Top officials said to exert unusual control over public statements of federal scientists on climate change issues.

House Oversight and Government Reform Committee Democrats issued a draft report Monday accusing the White House of censoring federal scientists, editing reports and otherwise politicizing global warming talks. The committee Wednesday will vote on the report, which is being released during the final week of U.N. climate change talks in Bali, Indonesia.

It summarizes 16 months of committee investigation, including two hearings, 27,000 pages of documents from the White House Council on Environmental Quality and the Commerce Department, depositions and interviews, according to the draft report circulated by Oversight and Government Reform Chairman Henry Waxman, D-Calif.

"The evidence before the Committee leads to one inescapable conclusion: the Bush Administration has engaged in a systematic effort to manipulate climate change science and mislead policymakers and the public about the dangers of global warming," the draft report states.

The White House dismissed the panel's conclusions. "It's rehashed rhetoric that has come out of the Democrats beforehand and it is rejected as being untrue," White House Press Secretary Dana Perino said. Asked if the White House had ever asked agency employees to suppress climate change information, Perino said, "Not that I'm aware -- I don't believe that is true." Perino sought to showcase Bush's efforts on global warming, including a Sept. 30 meeting on the issue with leaders of economic powers and U.S. participation in discussions in Bali.

The report said the White House exerted unusual control over the public statements of federal scientists on climate change issues. It heavily edited congressional testimony from Centers for Disease Control and Prevention Director Julie Gerberding and other federal scientists on human activity's impact on climate change, the report states.

There were at least 294 edits to the administration's Strategic Plan of the Climate Change Science Program "to exaggerate or emphasize scientific uncertainties or to deemphasize or diminish the importance of the human role in global warming," the report states. White House edits of EPA's draft Report on the Environment also were "extreme" and included "a reference to a discredited, industry-funded paper."

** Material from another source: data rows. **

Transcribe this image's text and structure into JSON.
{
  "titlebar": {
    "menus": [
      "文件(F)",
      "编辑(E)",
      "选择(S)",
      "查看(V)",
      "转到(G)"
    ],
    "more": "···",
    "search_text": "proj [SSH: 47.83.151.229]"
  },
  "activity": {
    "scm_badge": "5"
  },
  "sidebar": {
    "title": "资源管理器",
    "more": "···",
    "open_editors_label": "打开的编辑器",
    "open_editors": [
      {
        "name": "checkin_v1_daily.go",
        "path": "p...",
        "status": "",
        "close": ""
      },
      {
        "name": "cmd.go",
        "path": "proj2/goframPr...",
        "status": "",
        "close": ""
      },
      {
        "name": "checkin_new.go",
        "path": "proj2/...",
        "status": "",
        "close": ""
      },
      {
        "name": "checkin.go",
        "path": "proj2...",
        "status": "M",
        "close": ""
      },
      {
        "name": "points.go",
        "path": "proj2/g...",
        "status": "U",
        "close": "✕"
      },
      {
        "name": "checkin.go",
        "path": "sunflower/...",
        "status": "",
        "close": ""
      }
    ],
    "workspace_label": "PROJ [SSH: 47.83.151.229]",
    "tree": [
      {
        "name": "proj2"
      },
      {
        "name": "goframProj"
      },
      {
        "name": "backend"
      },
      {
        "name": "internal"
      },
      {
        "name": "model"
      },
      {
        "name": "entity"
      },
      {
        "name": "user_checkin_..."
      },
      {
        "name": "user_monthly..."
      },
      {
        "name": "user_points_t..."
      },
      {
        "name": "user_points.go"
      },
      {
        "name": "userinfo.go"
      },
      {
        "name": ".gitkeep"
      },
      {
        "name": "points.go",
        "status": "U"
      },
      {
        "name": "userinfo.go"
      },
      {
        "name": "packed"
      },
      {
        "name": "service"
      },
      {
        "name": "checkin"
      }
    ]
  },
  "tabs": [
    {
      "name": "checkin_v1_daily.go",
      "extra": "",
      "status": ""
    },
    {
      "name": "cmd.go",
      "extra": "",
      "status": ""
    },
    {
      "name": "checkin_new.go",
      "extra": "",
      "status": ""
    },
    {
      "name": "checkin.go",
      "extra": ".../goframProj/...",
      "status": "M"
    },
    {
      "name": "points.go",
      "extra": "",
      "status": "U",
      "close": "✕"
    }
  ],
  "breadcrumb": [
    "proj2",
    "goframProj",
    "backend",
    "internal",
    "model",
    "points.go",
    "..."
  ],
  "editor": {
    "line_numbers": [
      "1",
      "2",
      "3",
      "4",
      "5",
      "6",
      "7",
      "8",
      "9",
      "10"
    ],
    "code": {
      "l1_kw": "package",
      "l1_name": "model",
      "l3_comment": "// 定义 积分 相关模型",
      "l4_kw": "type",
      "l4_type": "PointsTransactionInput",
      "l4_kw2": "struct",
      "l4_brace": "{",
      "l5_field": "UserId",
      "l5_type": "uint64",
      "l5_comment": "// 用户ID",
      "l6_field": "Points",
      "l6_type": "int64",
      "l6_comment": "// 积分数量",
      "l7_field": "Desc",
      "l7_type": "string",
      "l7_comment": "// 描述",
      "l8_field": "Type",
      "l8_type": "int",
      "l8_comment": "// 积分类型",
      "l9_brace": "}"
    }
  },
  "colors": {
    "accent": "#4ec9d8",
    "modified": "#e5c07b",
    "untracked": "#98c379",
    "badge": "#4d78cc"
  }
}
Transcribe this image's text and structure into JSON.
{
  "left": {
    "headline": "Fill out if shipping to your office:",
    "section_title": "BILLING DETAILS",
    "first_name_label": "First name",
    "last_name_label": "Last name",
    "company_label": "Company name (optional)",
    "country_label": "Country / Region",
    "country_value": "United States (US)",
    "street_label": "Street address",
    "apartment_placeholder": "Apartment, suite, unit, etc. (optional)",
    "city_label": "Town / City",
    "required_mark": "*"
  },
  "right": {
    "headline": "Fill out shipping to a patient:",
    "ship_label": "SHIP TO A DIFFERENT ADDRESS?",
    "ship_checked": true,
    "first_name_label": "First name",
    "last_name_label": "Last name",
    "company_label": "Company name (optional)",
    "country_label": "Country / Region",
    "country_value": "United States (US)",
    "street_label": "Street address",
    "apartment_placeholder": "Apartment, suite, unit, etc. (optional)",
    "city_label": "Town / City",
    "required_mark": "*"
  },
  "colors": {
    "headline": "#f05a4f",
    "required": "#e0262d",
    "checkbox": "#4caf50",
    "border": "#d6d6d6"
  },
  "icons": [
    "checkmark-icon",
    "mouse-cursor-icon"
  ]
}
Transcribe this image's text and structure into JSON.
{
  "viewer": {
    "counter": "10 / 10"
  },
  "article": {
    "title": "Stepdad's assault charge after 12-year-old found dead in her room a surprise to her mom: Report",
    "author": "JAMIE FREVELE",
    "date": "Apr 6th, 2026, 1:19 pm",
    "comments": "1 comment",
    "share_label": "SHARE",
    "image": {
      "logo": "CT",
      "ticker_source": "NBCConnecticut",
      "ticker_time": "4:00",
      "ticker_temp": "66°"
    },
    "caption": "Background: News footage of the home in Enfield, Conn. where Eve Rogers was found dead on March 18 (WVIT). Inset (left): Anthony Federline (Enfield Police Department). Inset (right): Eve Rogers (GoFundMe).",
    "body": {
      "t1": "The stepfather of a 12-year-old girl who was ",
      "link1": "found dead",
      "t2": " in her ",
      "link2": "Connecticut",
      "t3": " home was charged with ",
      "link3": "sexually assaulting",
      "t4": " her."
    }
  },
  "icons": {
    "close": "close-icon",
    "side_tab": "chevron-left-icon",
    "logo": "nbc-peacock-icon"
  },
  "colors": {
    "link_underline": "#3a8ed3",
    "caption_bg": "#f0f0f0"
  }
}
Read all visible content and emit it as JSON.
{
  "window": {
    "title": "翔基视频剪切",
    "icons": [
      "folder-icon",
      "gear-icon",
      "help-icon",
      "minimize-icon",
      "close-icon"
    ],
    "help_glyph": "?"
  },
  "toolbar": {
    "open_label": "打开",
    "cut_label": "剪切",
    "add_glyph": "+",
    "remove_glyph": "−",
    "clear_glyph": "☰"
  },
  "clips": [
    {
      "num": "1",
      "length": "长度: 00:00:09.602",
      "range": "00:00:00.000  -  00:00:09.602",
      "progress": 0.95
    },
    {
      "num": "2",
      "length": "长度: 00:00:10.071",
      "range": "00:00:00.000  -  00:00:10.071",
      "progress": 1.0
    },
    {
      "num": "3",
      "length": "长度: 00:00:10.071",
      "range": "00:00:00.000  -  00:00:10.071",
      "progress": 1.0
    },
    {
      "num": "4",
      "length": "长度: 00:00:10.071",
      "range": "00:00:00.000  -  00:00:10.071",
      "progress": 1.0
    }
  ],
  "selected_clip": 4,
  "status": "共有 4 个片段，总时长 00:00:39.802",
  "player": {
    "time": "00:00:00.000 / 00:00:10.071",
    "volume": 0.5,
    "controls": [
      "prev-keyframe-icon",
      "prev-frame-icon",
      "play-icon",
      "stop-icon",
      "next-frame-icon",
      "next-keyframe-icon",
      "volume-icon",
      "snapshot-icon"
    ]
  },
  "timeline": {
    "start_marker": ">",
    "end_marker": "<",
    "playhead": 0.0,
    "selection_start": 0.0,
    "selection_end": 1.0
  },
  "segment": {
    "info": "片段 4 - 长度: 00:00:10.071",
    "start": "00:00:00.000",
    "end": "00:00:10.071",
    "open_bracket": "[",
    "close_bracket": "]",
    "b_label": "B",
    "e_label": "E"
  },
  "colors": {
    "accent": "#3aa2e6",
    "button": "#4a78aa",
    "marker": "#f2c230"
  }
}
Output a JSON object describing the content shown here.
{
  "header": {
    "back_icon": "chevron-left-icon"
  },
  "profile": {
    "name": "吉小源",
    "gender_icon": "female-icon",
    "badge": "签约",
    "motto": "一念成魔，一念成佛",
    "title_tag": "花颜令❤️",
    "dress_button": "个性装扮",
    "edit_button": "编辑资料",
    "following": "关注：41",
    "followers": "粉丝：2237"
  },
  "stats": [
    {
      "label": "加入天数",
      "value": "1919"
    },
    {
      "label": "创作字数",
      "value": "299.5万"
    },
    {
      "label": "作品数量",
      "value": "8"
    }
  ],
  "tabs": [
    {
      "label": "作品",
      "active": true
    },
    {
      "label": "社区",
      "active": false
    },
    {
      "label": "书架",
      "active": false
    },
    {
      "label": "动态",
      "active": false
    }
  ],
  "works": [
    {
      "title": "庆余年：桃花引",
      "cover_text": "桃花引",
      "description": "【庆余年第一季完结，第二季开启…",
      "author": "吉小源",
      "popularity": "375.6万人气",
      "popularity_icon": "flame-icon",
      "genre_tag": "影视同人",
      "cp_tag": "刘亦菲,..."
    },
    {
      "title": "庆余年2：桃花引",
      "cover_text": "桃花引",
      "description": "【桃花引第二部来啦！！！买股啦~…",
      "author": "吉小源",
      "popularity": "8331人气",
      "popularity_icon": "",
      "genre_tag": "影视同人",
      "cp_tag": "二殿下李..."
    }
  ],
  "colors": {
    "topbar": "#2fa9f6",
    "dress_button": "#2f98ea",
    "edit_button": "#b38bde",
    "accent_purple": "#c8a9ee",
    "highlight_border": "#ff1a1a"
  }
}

In a preview of Wednesday's partisan fight, committee Republicans said the draft is flawed and blamed Democrats for politicizing the issue. "An investigation that began as a bipartisan inquiry into the role of the Council on Environmental Quality in climate change policy has veered into a partisan diatribe against the Bush Administration," according to a response from Oversight and Government Reform ranking member Tom Davis, R-Va.

"The Majority has relied on selective passages from two hearings, one deposition, and one transcribed interview to make grossly exaggerated claims of political interference with climate change science." Republican say there is no evidence of political interference with science.

The report is instead "directed at the role of policymakers in -- guess what -- making and expressing Administration policy," the Republican response said.